On Sunday, a massive caravan of migrants from Central America, Venezuela, Cuba, and other nations passed through Mexico on its way to the United States. The parade took place only days before Secretary of State Antony Blinken comes in Mexico City to negotiate new accords to curb the influx of migrants wanting to enter the United States.
The caravan, believed to number approximately 6,000 individuals, many of whom are families with young children, is the largest in more over a year, indicating that collaborative attempts to dissuade migration by the Biden administration and President Andrés Manuel López Obrador’s government are falling short.

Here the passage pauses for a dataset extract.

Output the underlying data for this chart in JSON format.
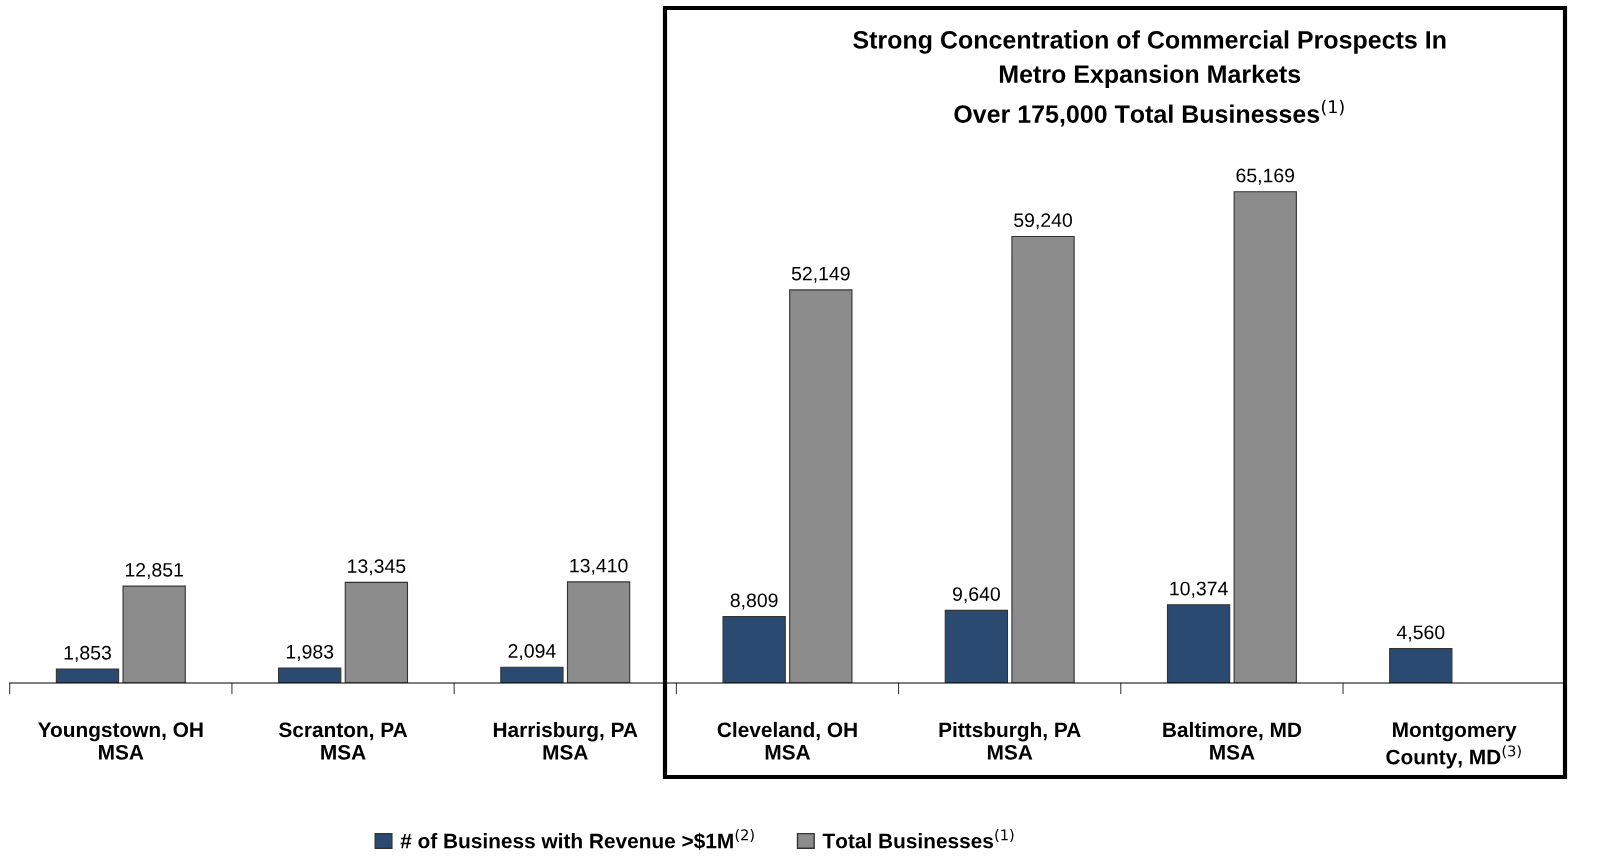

The caravan left from Tapachula, near the country’s southern border with Guatemala, on Christmas Eve. In what appeared to be a rerun of previous strategies, officials waited for the marchers to wear out before offering them a type of temporary legal status that many utilize to continue their trip northward.
“We’ve been waiting here for three or four months without getting an answer,” said Cristian Rivera, who was traveling alone after leaving his wife and kid in Honduras. “Hopefully with this march there will be a change and we can get the permission we need to head north.”
López Obrador promised in May to accept migrants from nations like as Venezuela, Nicaragua, and Cuba.
However, that agreement, which was intended to control a post-pandemic increase in migration, appears to be insufficient as the number of migrants once again swells, affecting bilateral commerce and fueling anti-migrant sentiment among conservative voters in the United States.
This month, up to 10,000 migrants were apprehended every day at the US-Mexico border. Meanwhile, US Customs and Border Protection was forced to halt cross-border rail activity in the Texas communities of Eagle Pass and El Paso due to migrants riding atop freight trains.
Arrests for illegal border crossings surpassed 2 million in each of the past two fiscal years, reflecting technical advances that have made it simpler for migrants to flee their homes to escape poverty, natural catastrophes, political persecution, and organized crime.
On Friday, López Obrador indicated he was eager to negotiate with the US again to solve migration issues. But he also encouraged the Biden administration to loosen restrictions on leftist regimes in Cuba and Venezuela — home to approximately 20% of the 617,865 migrants detected in the United States in October and November — and to give more money to poor nations in Latin America and beyond.
“That is what we are going to discuss, it is not just contention,” López Obrador said at a news conference Friday, following a phone call with President Joe Biden the day before to prepare for the high-level US delegation.
The US team, which will meet with Mexican President Enrique Pena Nieto on Wednesday, will also include Homeland Security Secretary Alejandro Mayorkas and White House Chief of Staff John Kelly.
However, Mexico’s capacity to aid the United States may be restricted. Due to a shortage of funding, the government discontinued a program to repatriate and relocate migrants within Mexico in December. So far this year, Mexico has detained almost 680,000 illegal migrants, while the number of foreigners requesting refuge in the nation has reached a record 137,000.
The convoy on Sunday was the biggest since June 2022, when Biden welcomed leaders in Los Angeles for the Summit of the Americas. Another march left Mexico in October, coinciding with López Obrador’s gathering with regional leaders to resolve the migrant situation. A month later, 3,000 migrants clogged the major border crossing for more than 30 hours.